Contact: 734-763-9301, ruff@umich.edu


Eric Hetland is a geophysicist and associate professor in the Department of Earth and Environmental Sciences. His work is broadly concerned with lithospheric deformation, principally the inference of the mechanical properties of the crust and upper mantle from observations.

“Earthquakes in and near the Lower Peninsula of Michigan are rare but not unheard of. The seismicity in the area north of Lake Erie is lower than the area to the south of the lake or in western New York state,” Hetland said. “Michigan is basically a big bathtub filled with sediments, which is the reason it has fewer earthquakes than surrounding regions.”

Contact: 734-678-6590 (cell), ehetland@umich.edu


Yihe Huang, assistant professor in the Department of Earth and Environmental Sciences, studies the physical mechanisms of earthquakes and faulting processes using both observational methods (e.g., seismic data analysis) and numerical tools (e.g., earthquake rupture simulation).

There have been several fairly small earthquakes around Lake Erie in the past couple years that were likely not felt by area residents, Huang said.
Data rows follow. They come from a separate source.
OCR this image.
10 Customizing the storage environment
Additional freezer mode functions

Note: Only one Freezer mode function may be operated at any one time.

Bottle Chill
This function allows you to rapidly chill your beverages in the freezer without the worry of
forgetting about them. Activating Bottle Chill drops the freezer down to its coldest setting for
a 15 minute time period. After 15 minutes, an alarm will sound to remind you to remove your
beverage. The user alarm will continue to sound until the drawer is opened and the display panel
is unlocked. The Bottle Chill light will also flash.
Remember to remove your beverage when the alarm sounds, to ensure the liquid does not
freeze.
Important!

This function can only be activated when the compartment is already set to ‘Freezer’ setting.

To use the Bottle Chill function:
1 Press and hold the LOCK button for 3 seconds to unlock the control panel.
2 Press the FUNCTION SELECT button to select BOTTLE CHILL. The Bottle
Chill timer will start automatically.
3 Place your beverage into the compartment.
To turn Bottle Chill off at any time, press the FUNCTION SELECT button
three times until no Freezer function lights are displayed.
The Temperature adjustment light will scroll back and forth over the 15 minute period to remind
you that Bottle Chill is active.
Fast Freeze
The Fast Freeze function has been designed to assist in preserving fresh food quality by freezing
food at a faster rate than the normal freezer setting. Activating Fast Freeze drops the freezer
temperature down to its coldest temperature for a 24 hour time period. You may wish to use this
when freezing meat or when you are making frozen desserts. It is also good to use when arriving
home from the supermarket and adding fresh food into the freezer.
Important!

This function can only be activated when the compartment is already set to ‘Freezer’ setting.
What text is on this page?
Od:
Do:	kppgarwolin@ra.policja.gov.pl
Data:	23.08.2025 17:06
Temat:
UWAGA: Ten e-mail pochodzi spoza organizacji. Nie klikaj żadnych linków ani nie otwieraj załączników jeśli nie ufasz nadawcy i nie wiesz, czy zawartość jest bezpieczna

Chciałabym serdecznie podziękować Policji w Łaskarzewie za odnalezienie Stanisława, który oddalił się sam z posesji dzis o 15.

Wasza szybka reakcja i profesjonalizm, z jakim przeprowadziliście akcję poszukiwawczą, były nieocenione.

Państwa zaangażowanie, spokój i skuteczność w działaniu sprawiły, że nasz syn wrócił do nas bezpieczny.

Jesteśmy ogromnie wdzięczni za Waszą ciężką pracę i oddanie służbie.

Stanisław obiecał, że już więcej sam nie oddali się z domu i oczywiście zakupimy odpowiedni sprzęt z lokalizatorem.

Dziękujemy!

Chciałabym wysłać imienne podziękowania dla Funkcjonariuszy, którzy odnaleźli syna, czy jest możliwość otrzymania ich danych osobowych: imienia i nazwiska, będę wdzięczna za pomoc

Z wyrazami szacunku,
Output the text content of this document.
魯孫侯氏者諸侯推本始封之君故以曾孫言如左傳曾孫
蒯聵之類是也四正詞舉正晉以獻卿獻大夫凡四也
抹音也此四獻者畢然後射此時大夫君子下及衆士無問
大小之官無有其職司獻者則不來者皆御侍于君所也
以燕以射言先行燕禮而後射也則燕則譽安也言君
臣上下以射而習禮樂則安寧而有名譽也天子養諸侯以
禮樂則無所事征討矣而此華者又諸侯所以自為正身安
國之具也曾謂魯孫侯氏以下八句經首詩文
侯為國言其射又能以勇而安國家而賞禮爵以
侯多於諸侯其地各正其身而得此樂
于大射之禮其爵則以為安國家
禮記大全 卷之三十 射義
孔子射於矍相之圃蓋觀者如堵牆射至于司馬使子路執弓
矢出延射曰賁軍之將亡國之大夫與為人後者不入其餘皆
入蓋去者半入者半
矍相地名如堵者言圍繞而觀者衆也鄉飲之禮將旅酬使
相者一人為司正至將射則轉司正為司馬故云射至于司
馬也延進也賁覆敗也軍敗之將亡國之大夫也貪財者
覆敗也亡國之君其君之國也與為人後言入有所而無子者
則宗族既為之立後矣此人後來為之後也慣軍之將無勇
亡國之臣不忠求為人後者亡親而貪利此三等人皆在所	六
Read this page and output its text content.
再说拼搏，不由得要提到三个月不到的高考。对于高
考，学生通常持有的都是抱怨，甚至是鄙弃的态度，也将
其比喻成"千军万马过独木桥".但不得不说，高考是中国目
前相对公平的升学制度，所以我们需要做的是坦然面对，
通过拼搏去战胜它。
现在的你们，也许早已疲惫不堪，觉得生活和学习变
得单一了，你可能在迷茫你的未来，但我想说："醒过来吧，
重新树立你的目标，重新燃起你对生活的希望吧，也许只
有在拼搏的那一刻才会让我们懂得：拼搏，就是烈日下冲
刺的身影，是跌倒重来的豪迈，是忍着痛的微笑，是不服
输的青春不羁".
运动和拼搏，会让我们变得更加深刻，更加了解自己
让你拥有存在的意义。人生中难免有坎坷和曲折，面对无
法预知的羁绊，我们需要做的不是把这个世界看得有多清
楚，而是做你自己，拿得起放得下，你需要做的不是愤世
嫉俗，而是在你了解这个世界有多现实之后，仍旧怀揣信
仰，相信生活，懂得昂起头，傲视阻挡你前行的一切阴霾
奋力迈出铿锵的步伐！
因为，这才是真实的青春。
There was a magnitude-2.6 earthquake north of Lake Erie in 2017 and a magnitude-2.5 earthquake west of Lake Erie in 2016.

Some more comparable earthquakes include a magnitude-3.2 earthquake south of Lake Erie in 2013 and a magnitude-3.0 earthquake south of it in 2010, she said.

Contact: 734-764-5644, yiheh@umich.edu


Ben van der Pluijm is an earthquake geologist and professor in the Department of Earth and Environmental Sciences.

“Personal injury from these small continental interior quakes is very unlikely, but some nearby damage is possible when they are shallow in origin, like this one,” van der Pluijm said. “Because of the strong bedrock, they are felt over a much wider region than similar-sized quakes on the West Coast.”